Will the DSC ban force young advisors out?

Advisors weigh in on ruling, OSC’s proposed restrictions and potential impact on fledgling advisors starting practices

Will the DSC ban force young advisors out?

The ban on deferred sales charges (DSCs) for advisors across Canada, with the exception of Ontario, has been largely met with applause from advisors, fund providers, and industry advocates. Some advisors, though, think a key tool has been stolen from their kit.

Advisors shared their different takes on the ban with WP. One insisted that young advisors just lost one of the key methods to generate cashflow as they start their practices, while the other claimed that DSCs are a dated tactic, now unnecessary in an era of holistic financial planning and deeper client service.

“If you're a new guy just graduated from the CSC course and you're looking to get into the business, you won't be able to survive,” said Kelvin Rampersad, President of K&V Rampersad financial services Ltd. and a financial advisor at Carte Wealth Management Inc. “[The ban] is going to deter a lot of younger guys from getting into the business. If you fast forward 10 years from now, when the old guys retire, there won't be enough young people coming into the business.”

Rampersad used DSCs when he started out and still uses them in certain cases. He explained that their upfront commissions help young advisors generate immediate cashflow they can put towards marketing and operations costs.

Rampersad thinks the biggest winners from the ban are fund providers. They won’t have to borrow money to pay the commissions, helping their bottom lines.

“If I were starting out, a DSC ban would make going it alone far more difficult,” said Paul Green, founder of Green Private Wealth Counsel. He told WP that the ban plays into the hands of big banks and insurance companies by limiting independent advisors’ ability to generate early money.

Mitch Vandemark, managing partner of Rubbix Risk and Wealth Management in Alberta and a WP Young Gun winner in 2019, thinks the DSC ban is a chance for young advisors to really demonstrate their value.

“I think that DSCs had a place in time and that was years and years and years ago,” Vandemark told WP. “It's nice to see that they've removed the DSC. Now a young advisor has to make a little bit more effort to make sure that that client is not only satisfied but happy with the services that they're providing.”

Vandemark believes that a hardworking advisor won’t be hampered by limits on the early cashflow that DSCs might have provided.

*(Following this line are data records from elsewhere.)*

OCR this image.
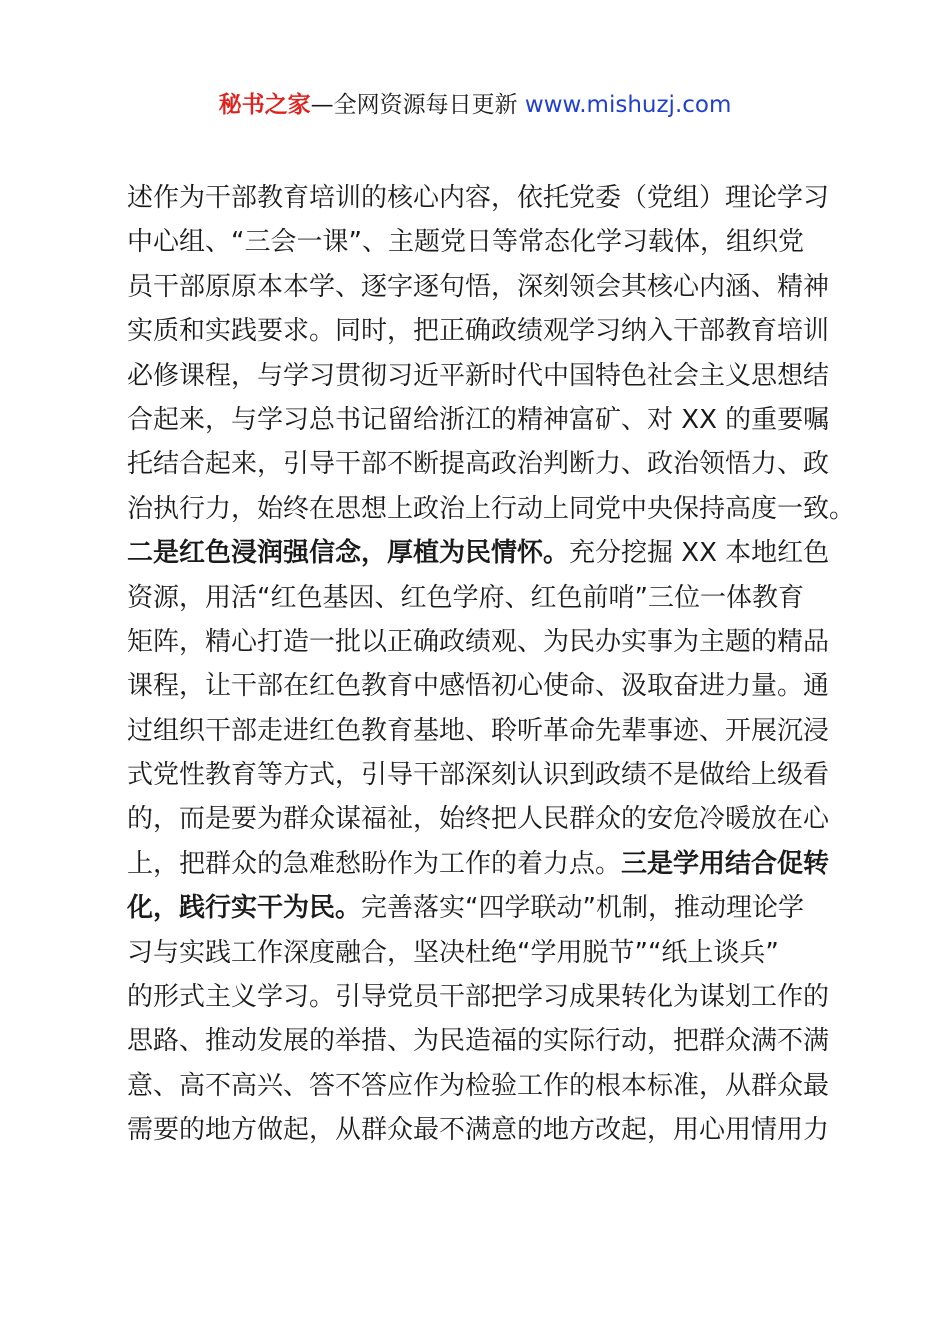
秘书之家—全网资源每日更新 www.mishuzj.com
述作为干部教育培训的核心内容，依托党委（党组）理论学习
中心组、“三会一课”、主题党日等常态化学习载体，组织党
员干部原原本本学、逐字逐句悟，深刻领会其核心内涵、精神
实质和实践要求。同时，把正确政绩观学习纳入干部教育培训
必修课程，与学习贯彻习近平新时代中国特色社会主义思想结
合起来，与学习总书记留给浙江的精神富矿、对 XX 的重要嘱
托结合起来，引导干部不断提高政治判断力、政治领悟力、政
治执行力，始终在思想上政治上行动上同党中央保持高度一致。
二是红色浸润强信念，厚植为民情怀。充分挖掘 XX 本地红色
资源，用活“红色基因、红色学府、红色前哨”三位一体教育
矩阵，精心打造一批以正确政绩观、为民办实事为主题的精品
课程，让干部在红色教育中感悟初心使命、汲取奋进力量。通
过组织干部走进红色教育基地、聆听革命先辈事迹、开展沉浸
式党性教育等方式，引导干部深刻认识到政绩不是做给上级看
的，而是要为群众谋福祉，始终把人民群众的安危冷暖放在心
上，把群众的急难愁盼作为工作的着力点。三是学用结合促转
化，践行实干为民。完善落实“四学联动”机制，推动理论学
习与实践工作深度融合，坚决杜绝“学用脱节”“纸上谈兵”
的形式主义学习。引导党员干部把学习成果转化为谋划工作的
思路、推动发展的举措、为民造福的实际行动，把群众满不满
意、高不高兴、答不答应作为检验工作的根本标准，从群众最
需要的地方做起，从群众最不满意的地方改起，用心用情用力
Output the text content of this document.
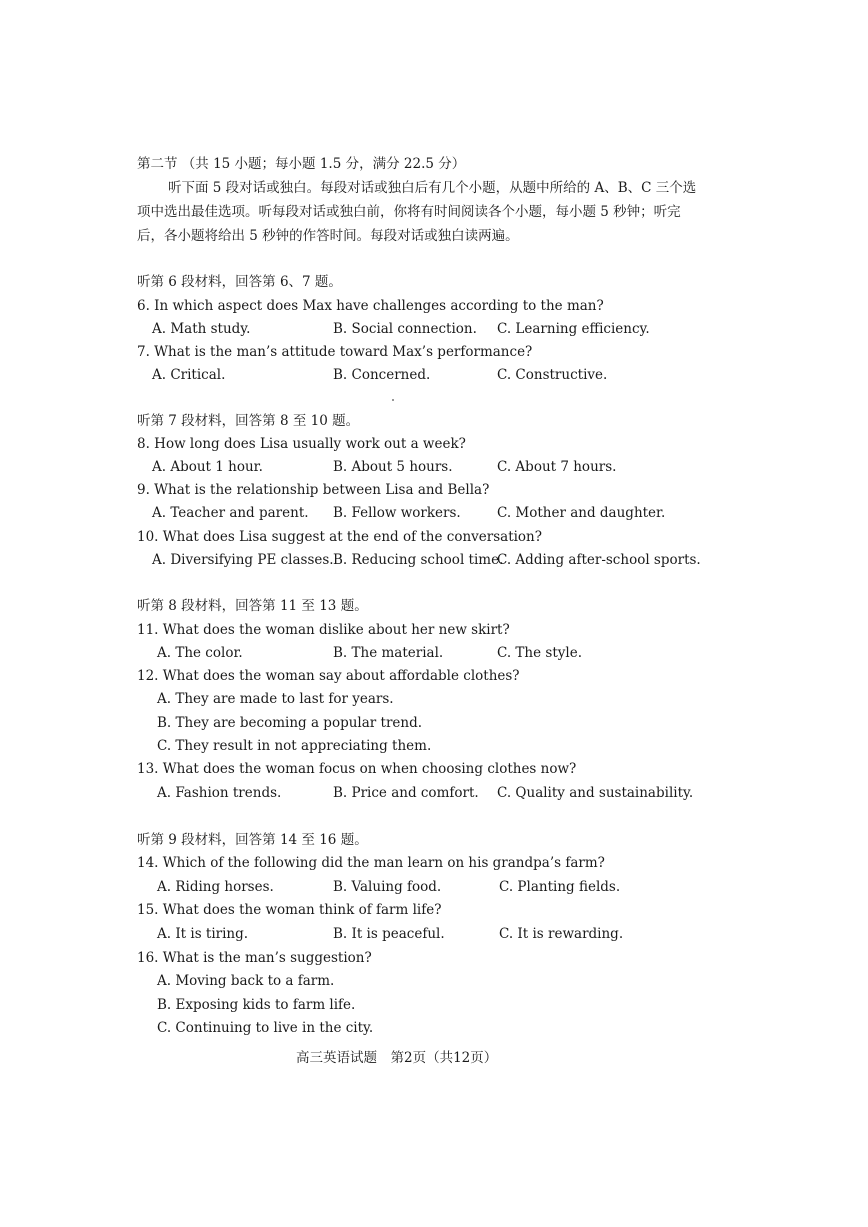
第二节 （共 15 小题；每小题 1.5 分，满分 22.5 分）
听下面 5 段对话或独白。每段对话或独白后有几个小题，从题中所给的 A、B、C 三个选
项中选出最佳选项。听每段对话或独白前，你将有时间阅读各个小题，每小题 5 秒钟；听完
后，各小题将给出 5 秒钟的作答时间。每段对话或独白读两遍。
听第 6 段材料，回答第 6、7 题。
6. In which aspect does Max have challenges according to the man?
A. Math study.	B. Social connection. C. Learning efficiency.
7. What is the man’s attitude toward Max’s performance?
A. Critical.	B. Concerned.	C. Constructive.
听第 7 段材料，回答第 8 至 10 题。
8. How long does Lisa usually work out a week?
A. About 1 hour.	B. About 5 hours.	C. About 7 hours.
9. What is the relationship between Lisa and Bella?
A. Teacher and parent. B. Fellow workers.	C. Mother and daughter.
10. What does Lisa suggest at the end of the conversation?
A. Diversifying PE classes. B. Reducing school time.
C. Adding after-school sports.
听第 8 段材料，回答第 11 至 13 题。
11. What does the woman dislike about her new skirt?
A. The color.	B. The material.	C. The style.
12. What does the woman say about affordable clothes?
A. They are made to last for years.
B. They are becoming a popular trend.
C. They result in not appreciating them.
13. What does the woman focus on when choosing clothes now?
A. Fashion trends.	B. Price and comfort. C. Quality and sustainability.
听第 9 段材料，回答第 14 至 16 题。
14. Which of the following did the man learn on his grandpa’s farm?
A. Riding horses.	B. Valuing food.	C. Planting fields.
15. What does the woman think of farm life?
A. It is tiring.	B. It is peaceful.	C. It is rewarding.
16. What is the man’s suggestion?
A. Moving back to a farm.
B. Exposing kids to farm life.
C. Continuing to live in the city.
高三英语试题　第2页（共12页）
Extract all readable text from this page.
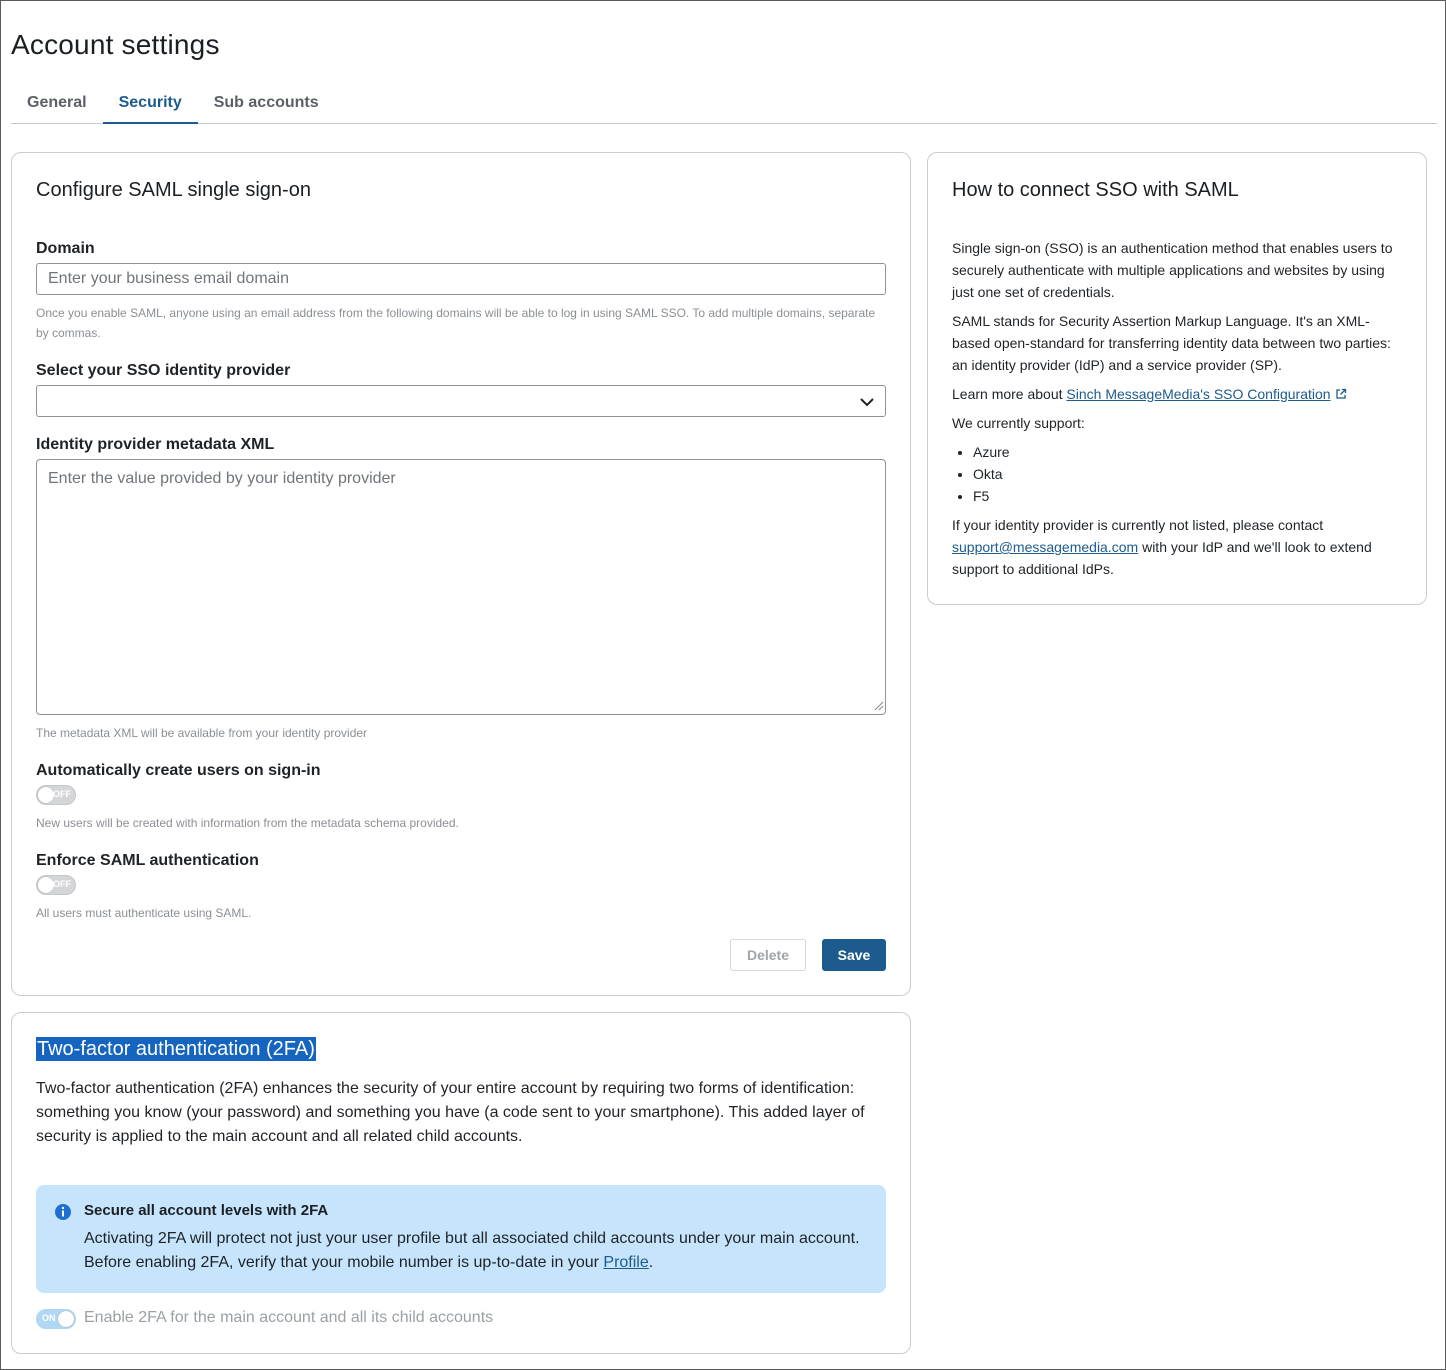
Account settings
General	Security	Sub accounts
Configure SAML single sign-on
Domain
Enter your business email domain
Once you enable SAML, anyone using an email address from the following domains will be able to log in using SAML SSO. To add multiple domains, separate by commas.
Select your SSO identity provider
Identity provider metadata XML
Enter the value provided by your identity provider
The metadata XML will be available from your identity provider
Automatically create users on sign-in
OFF
New users will be created with information from the metadata schema provided.
Enforce SAML authentication
OFF
All users must authenticate using SAML.
Delete	Save
Two-factor authentication (2FA)
Two-factor authentication (2FA) enhances the security of your entire account by requiring two forms of identification: something you know (your password) and something you have (a code sent to your smartphone). This added layer of security is applied to the main account and all related child accounts.
Secure all account levels with 2FA
Activating 2FA will protect not just your user profile but all associated child accounts under your main account. Before enabling 2FA, verify that your mobile number is up-to-date in your Profile.
ON Enable 2FA for the main account and all its child accounts
How to connect SSO with SAML

Single sign-on (SSO) is an authentication method that enables users to securely authenticate with multiple applications and websites by using just one set of credentials.

SAML stands for Security Assertion Markup Language. It's an XML-based open-standard for transferring identity data between two parties: an identity provider (IdP) and a service provider (SP).

Learn more about Sinch MessageMedia's SSO Configuration

We currently support:

• Azure
• Okta
• F5

If your identity provider is currently not listed, please contact support@messagemedia.com with your IdP and we'll look to extend support to additional IdPs.
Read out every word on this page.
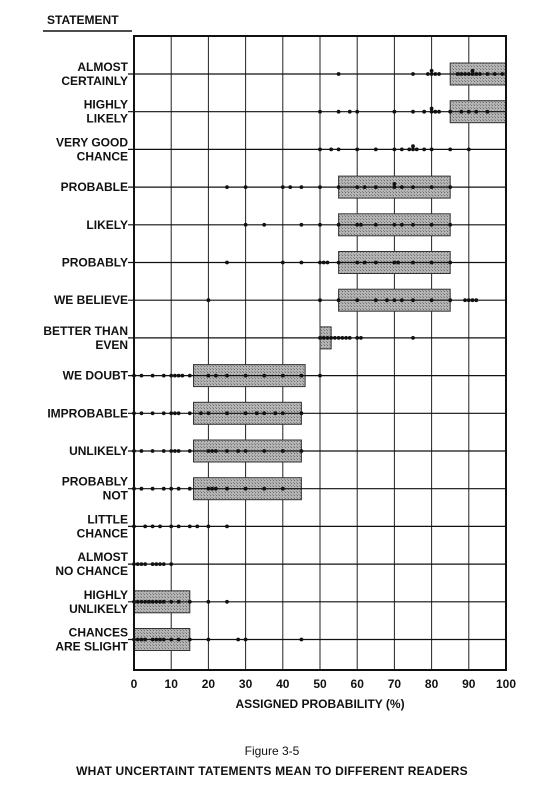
STATEMENT
ALMOST
CERTAINLY
HIGHLY
LIKELY
VERY GOOD
CHANCE
PROBABLE
LIKELY
PROBABLY
WE BELIEVE
BETTER THAN
EVEN
WE DOUBT
IMPROBABLE
UNLIKELY
PROBABLY
NOT
LITTLE
CHANCE
ALMOST
NO CHANCE
HIGHLY
UNLIKELY
CHANCES
ARE SLIGHT
0 10 20 30 40 50 60 70 80 90 100
ASSIGNED PROBABILITY (%)
Figure 3-5
WHAT UNCERTAINT TATEMENTS MEAN TO DIFFERENT READERS
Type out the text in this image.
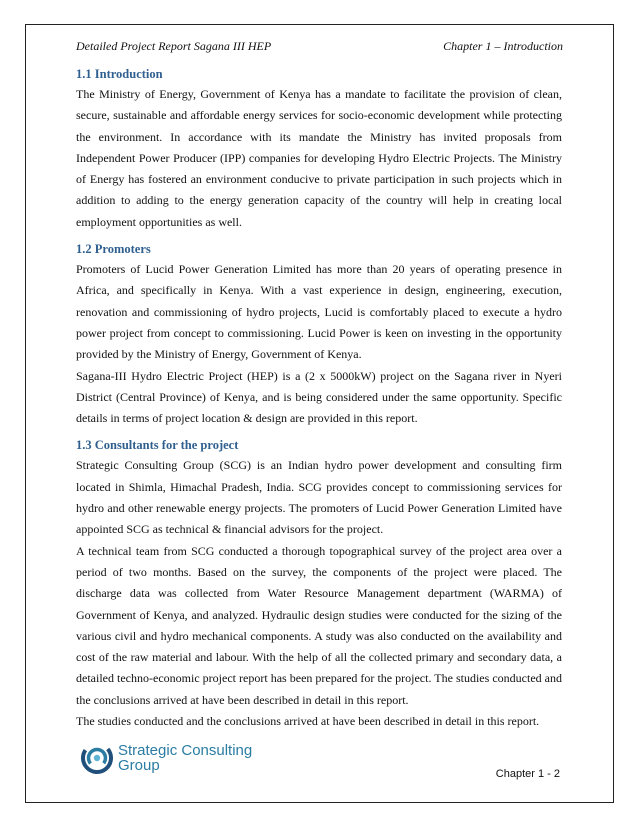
Detailed Project Report Sagana III HEP	Chapter 1 – Introduction
1.1 Introduction

The Ministry of Energy, Government of Kenya has a mandate to facilitate the provision of clean, secure, sustainable and affordable energy services for socio-economic development while protecting the environment. In accordance with its mandate the Ministry has invited proposals from Independent Power Producer (IPP) companies for developing Hydro Electric Projects. The Ministry of Energy has fostered an environment conducive to private participation in such projects which in addition to adding to the energy generation capacity of the country will help in creating local employment opportunities as well.

1.2 Promoters

Promoters of Lucid Power Generation Limited has more than 20 years of operating presence in Africa, and specifically in Kenya. With a vast experience in design, engineering, execution, renovation and commissioning of hydro projects, Lucid is comfortably placed to execute a hydro power project from concept to commissioning. Lucid Power is keen on investing in the opportunity provided by the Ministry of Energy, Government of Kenya.

Sagana-III Hydro Electric Project (HEP) is a (2 x 5000kW) project on the Sagana river in Nyeri District (Central Province) of Kenya, and is being considered under the same opportunity. Specific details in terms of project location & design are provided in this report.

1.3 Consultants for the project

Strategic Consulting Group (SCG) is an Indian hydro power development and consulting firm located in Shimla, Himachal Pradesh, India. SCG provides concept to commissioning services for hydro and other renewable energy projects. The promoters of Lucid Power Generation Limited have appointed SCG as technical & financial advisors for the project.

A technical team from SCG conducted a thorough topographical survey of the project area over a period of two months. Based on the survey, the components of the project were placed. The discharge data was collected from Water Resource Management department (WARMA) of Government of Kenya, and analyzed. Hydraulic design studies were conducted for the sizing of the various civil and hydro mechanical components. A study was also conducted on the availability and cost of the raw material and labour. With the help of all the collected primary and secondary data, a detailed techno-economic project report has been prepared for the project. The studies conducted and the conclusions arrived at have been described in detail in this report.

The studies conducted and the conclusions arrived at have been described in detail in this report.

Strategic Consulting
Group	Chapter 1 - 2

He thinks that with the range of information and low-cost investment advice options available to clients today, a 5 per cent charge with a seven-year fixed term is going to put off most prospective clients.

Advisors getting started should start building their ground game, first and foremost. He thinks that growing a significant client base upfront will generate cashflow through trailers. Selling insurance products, too, can help make up the difference.

Vandemark has used DSCs in the past, though he insists that was a long time ago. He used them in situations where a client needed an investment account they couldn’t touch for decades.

Rampersad, who is based in Ontario, agrees that the withdrawal fees inherent in DSCs could help clients achieve long-term goals. He thinks the OSC’s decision not to ban DSCs, but to limit them to 3-year terms, prohibit their sale to clients aged 60 and over, and impose a $50,000 maximum account size, among other restrictions, reflects the needs of the modern industry without losing the full utility of these sales charges.

“I think that's a great compromise,” Rampersad said. “We shouldn’t be selling these to people over 60 anyways, but it’ll allow new people to get into the business.”